Leading advocates in the fight against cancer Thursday urged lawmakers to overhaul the US health care system to put all Americans on an equal footing when it comes to the country's biggest killer disease.
"We have chosen as a nation to turn our backs on some of us who have cancer," Elizabeth Edwards, wife of former White House Democratic contender John Edwards, told a hearing of the Senate committee for health, education, labor and pensions.
"I urge you to reform healthcare responsibly, morally and aggressively and save millions of us," said Edwards, who has breast cancer which has spread through her body and which, she said, "will undoubtedly be the reason I die."
Lance Armstrong, who survived metastatic testicular cancer to go on to win the Tour de France cycling stage race an unprecedented seven times, urged the United States to wage a "ruthless and relentless war" against the disease.
"This is a major fight, a major war," Armstrong told the panel.
"Cancer doesn't care if you're Republican or Democrat, young or old, black, white or native American, rich or poor. It comes and it comes hard, and it is ruthless and relentless.
"And for us to win, we also have to be ruthless and relentless," he said.
He urged lawmakers to rethink the US strategy against cancer and to sweep away the disparities in health care that pervade the US system, to give all sufferers equal chances of survival.
"A full third of the 560,000 cancer deaths we have every year in this country could be prevented if we simply applied the information, the technology and the knowledge we have to the people who need it most," Armstrong said.
"If we have something in house and there is someone down the street who needs it, and we are not walking down the street and giving it to him, we are failing.
"If we have the information, the technology, the science to cure people, regardless of the color of their skin, the neighborhood they live in, the language they speak, we should do that," Armstrong insisted.
Edwards said lack of health coverage was "probably the most preventable cause of suffering in our system."
"Among the 47 million uninsured in the United States, one million have cancer -- and that's the ones we know about," she said.
"Uninsured people are more likely to be diagnosed late, less likely to have access to care and more likely to die within five years. They're also less likely to have their lives prolonged."
Some 1.4 million people in the United States will be diagnosed with cancer this year and more than 500,000 will die of the disease, the panel was told.

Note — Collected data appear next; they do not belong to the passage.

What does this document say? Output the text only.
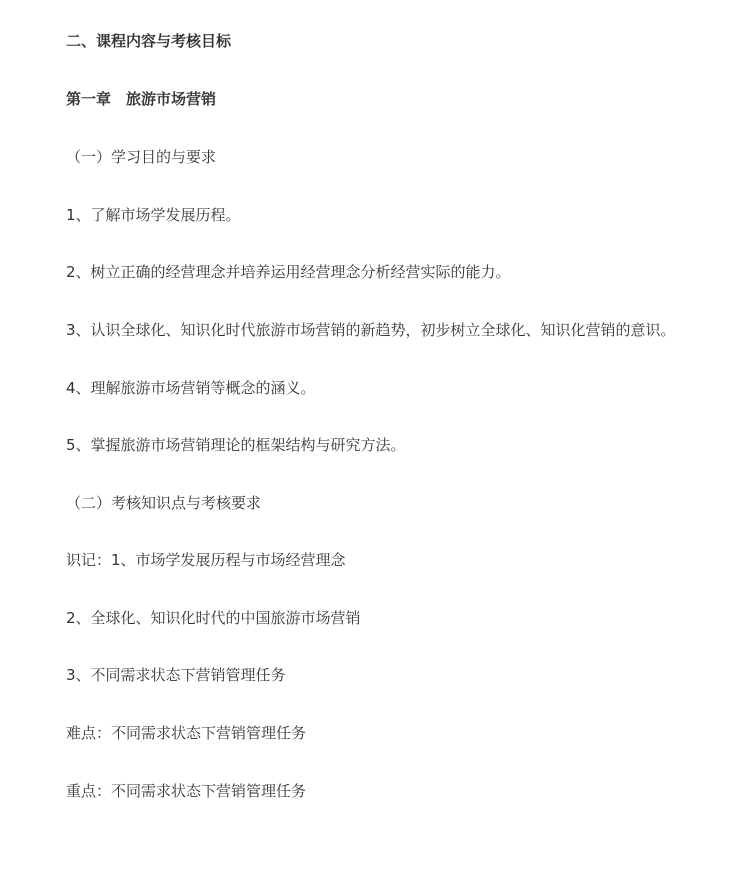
二、课程内容与考核目标

第一章　旅游市场营销

（一）学习目的与要求

1、了解市场学发展历程。

2、树立正确的经营理念并培养运用经营理念分析经营实际的能力。

3、认识全球化、知识化时代旅游市场营销的新趋势，初步树立全球化、知识化营销的意识。

4、理解旅游市场营销等概念的涵义。

5、掌握旅游市场营销理论的框架结构与研究方法。

（二）考核知识点与考核要求

识记：1、市场学发展历程与市场经营理念

2、全球化、知识化时代的中国旅游市场营销

3、不同需求状态下营销管理任务

难点：不同需求状态下营销管理任务

重点：不同需求状态下营销管理任务
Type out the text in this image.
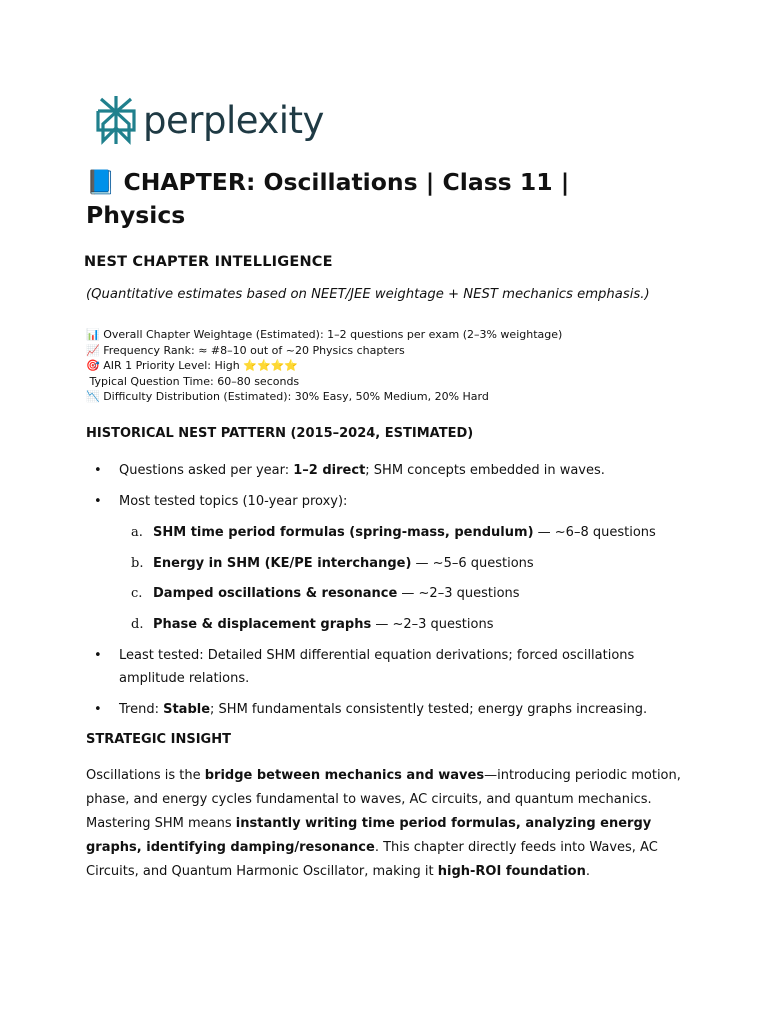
perplexity
📘 CHAPTER: Oscillations | Class 11 | Physics
NEST CHAPTER INTELLIGENCE

(Quantitative estimates based on NEET/JEE weightage + NEST mechanics emphasis.)

📊 Overall Chapter Weightage (Estimated): 1–2 questions per exam (2–3% weightage)
📈 Frequency Rank: ≈ #8–10 out of ~20 Physics chapters
🎯 AIR 1 Priority Level: High ⭐⭐⭐⭐
Typical Question Time: 60–80 seconds
📉 Difficulty Distribution (Estimated): 30% Easy, 50% Medium, 20% Hard
HISTORICAL NEST PATTERN (2015–2024, ESTIMATED)
• Questions asked per year: 1–2 direct; SHM concepts embedded in waves.
• Most tested topics (10-year proxy):
a. SHM time period formulas (spring-mass, pendulum) — ~6–8 questions
b. Energy in SHM (KE/PE interchange) — ~5–6 questions
c. Damped oscillations & resonance — ~2–3 questions
d. Phase & displacement graphs — ~2–3 questions
• Least tested: Detailed SHM differential equation derivations; forced oscillations amplitude relations.
• Trend: Stable; SHM fundamentals consistently tested; energy graphs increasing.
STRATEGIC INSIGHT

Oscillations is the bridge between mechanics and waves—introducing periodic motion, phase, and energy cycles fundamental to waves, AC circuits, and quantum mechanics. Mastering SHM means instantly writing time period formulas, analyzing energy graphs, identifying damping/resonance. This chapter directly feeds into Waves, AC Circuits, and Quantum Harmonic Oscillator, making it high-ROI foundation.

But thanks to advances in care, there are 12 million cancer survivors in the United States, according to Edward Benz, head of the Boston-based Dana Farber Cancer Institute.

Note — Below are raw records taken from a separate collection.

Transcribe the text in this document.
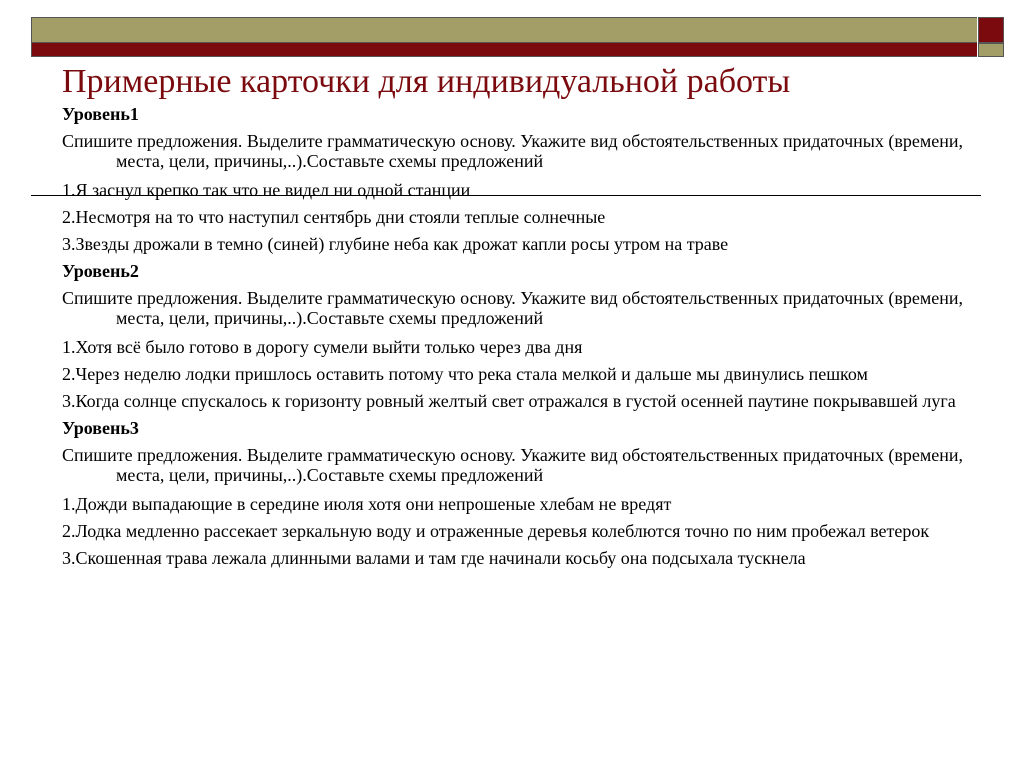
Примерные карточки для индивидуальной работы
Уровень1
Спишите предложения. Выделите грамматическую основу. Укажите вид обстоятельственных придаточных (времени, места, цели, причины,..).Составьте схемы предложений
1.Я заснул крепко так что не видел ни одной станции
2.Несмотря на то что наступил сентябрь дни стояли теплые солнечные
3.Звезды дрожали в темно (синей) глубине неба как дрожат капли росы утром на траве
Уровень2
Спишите предложения. Выделите грамматическую основу. Укажите вид обстоятельственных придаточных (времени, места, цели, причины,..).Составьте схемы предложений
1.Хотя всё было готово в дорогу сумели выйти только через два дня
2.Через неделю лодки пришлось оставить потому что река стала мелкой и дальше мы двинулись пешком
3.Когда солнце спускалось к горизонту ровный желтый свет отражался в густой осенней паутине покрывавшей луга
Уровень3
Спишите предложения. Выделите грамматическую основу. Укажите вид обстоятельственных придаточных (времени, места, цели, причины,..).Составьте схемы предложений
1.Дожди выпадающие в середине июля хотя они непрошеные хлебам не вредят
2.Лодка медленно рассекает зеркальную воду и отраженные деревья колеблются точно по ним пробежал ветерок
3.Скошенная трава лежала длинными валами и там где начинали косьбу она подсыхала тускнела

In 1968, the chances of living with cancer for five years were almost 30 percent, "zero percent for a child with leukemia," he told the panel.

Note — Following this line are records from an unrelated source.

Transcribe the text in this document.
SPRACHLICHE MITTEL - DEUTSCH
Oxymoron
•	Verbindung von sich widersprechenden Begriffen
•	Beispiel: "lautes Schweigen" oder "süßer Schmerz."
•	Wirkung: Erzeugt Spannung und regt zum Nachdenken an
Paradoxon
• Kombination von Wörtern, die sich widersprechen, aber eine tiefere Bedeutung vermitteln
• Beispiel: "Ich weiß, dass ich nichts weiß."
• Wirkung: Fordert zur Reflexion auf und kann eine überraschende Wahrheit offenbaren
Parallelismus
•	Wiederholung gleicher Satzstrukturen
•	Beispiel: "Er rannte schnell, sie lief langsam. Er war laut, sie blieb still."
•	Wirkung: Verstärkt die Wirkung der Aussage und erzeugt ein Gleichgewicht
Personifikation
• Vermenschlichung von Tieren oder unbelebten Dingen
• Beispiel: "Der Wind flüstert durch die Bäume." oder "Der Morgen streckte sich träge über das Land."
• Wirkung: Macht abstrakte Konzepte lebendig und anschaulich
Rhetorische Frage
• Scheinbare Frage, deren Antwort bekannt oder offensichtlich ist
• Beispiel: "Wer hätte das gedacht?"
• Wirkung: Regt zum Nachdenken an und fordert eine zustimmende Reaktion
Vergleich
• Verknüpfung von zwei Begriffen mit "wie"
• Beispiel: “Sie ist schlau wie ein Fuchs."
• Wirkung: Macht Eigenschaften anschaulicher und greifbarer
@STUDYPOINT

Today, nearly two-thirds of cancer patients can expect to live five years or longer after diagnosis and more than 80 percent of children with leukemia are cured, he said.
But progress in fighting cancer could grind to a halt if research funding is not boosted.
"At a time when science is giving us the opportunity to make the decisive difference, the trend in this country in health care and research policy and financing is going to prevent us taking advantage of that opportunity," Benz said at the hearing.
"Cancer research has yielded significant improvements in diagnosis and prevention, but federal funding is not doing what we need it to do -- it is declining," said Alaska Senator Lisa Murkowski.
The annual budget of the National Cancer Institute (NCI), the main federally funded US agency for cancer research, has remained flat since 2004, at around 4.8 billion dollars, an NCI official told AFP.
"In biomedical research, where there is a steep inflation rate, teetering at around 3.7 percent per year, a flat budget means a loss of purchase power," said the official, who asked not to be named.